If you’ve never really failed, and you’ve been the smartest, most dedicated guy in your cohort for the first 22 years of your life, you’re not going to have the best handle on what to do when you are merely average among your cohort.

Much of this is true - when I was getting my master’s, many of the papers I would cite from 20 years ago had results like “after running my path-finding algorithm over these three maps” or “after five runs of twenty steps each, my learning algorithm is shown to …” and then being asking to run over 1000 randomly generated maps to prove that my implementation of A* was good or wanting 1000 runs of 100 steps each to show my learning algorithm wasn’t a fluke, it was disheartening.

I would also mention that something slowing candidates down is the rise of the MPU - the minimum publishable unit. Used to be, you had an interesting idea, you worked on it for a while, then published a paper showing all the little intricacies and nuances of that idea. Now, you have an idea, you pare it down to the smallest, least difficult novel idea, publish just that, and then spend the next 7 papers exploring the nuances and little intricacies of your idea.
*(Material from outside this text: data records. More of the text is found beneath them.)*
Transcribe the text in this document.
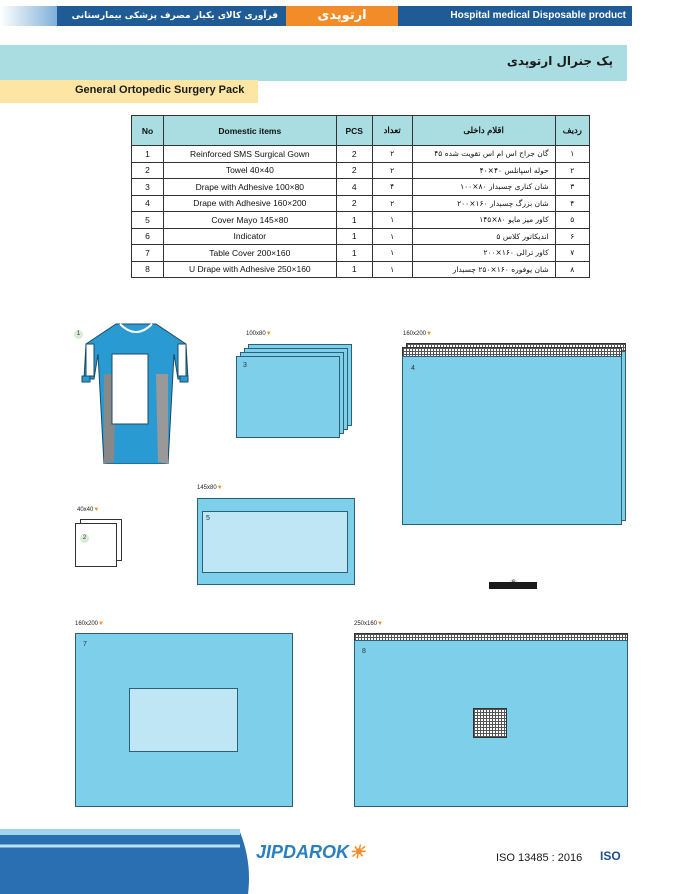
فرآوری کالای یکبار مصرف پزشکی بیمارستانی	ارتوپدی	Hospital medical Disposable product
پک جنرال ارتوپدی
General Ortopedic Surgery Pack
No	Domestic items	PCS	تعداد	اقلام داخلی	ردیف
1	Reinforced SMS Surgical Gown	2	۲	گان جراح اس ام اس تقویت شده ۴۵	۱
2	Towel 40×40	2	۲	حوله اسپانلس ۴۰×۴۰	۲
3	Drape with Adhesive 100×80	4	۴	شان کناری چسبدار ۸۰×۱۰۰	۳
4	Drape with Adhesive 160×200	2	۲	شان بزرگ چسبدار ۱۶۰×۲۰۰	۴
5	Cover Mayo 145×80	1	۱	کاور میز مایو ۸۰×۱۴۵	۵
6	Indicator	1	۱	اندیکاتور کلاس ۵	۶
7	Table Cover 200×160	1	۱	کاور ترالی ۱۶۰×۲۰۰	۷
8	U Drape with Adhesive 250×160	1	۱	شان یوفوره ۱۶۰×۲۵۰ چسبدار	۸
1
40x40▼
2
100x80▼
3
160x200▼
4
145x80▼
5
160x200▼
7
250x160▼
8
JIPDAROK☀	ISO 13485 : 2016 ISO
This way when you go up for tenure, you can point to 8 papers instead of one, even if the content of that one is equivalent to the content of those 8. But submitting 8 papers with minimum content takes a lot more time and effort than submitting 1 paper with a lot of content. The one paper might take six months to a year (unless you have some physical slowdown like growing mice), even with a rejection along the way. Each of those little papers might take 3-4 months, but doing 8 of them means you’re milking the same topic for 2-3 years. And then it’s a bit harder to get a thesis, because you have to come up with 200 pages on a topic you’ve already studied to death, instead of 200 pages of something novel that is your one paper.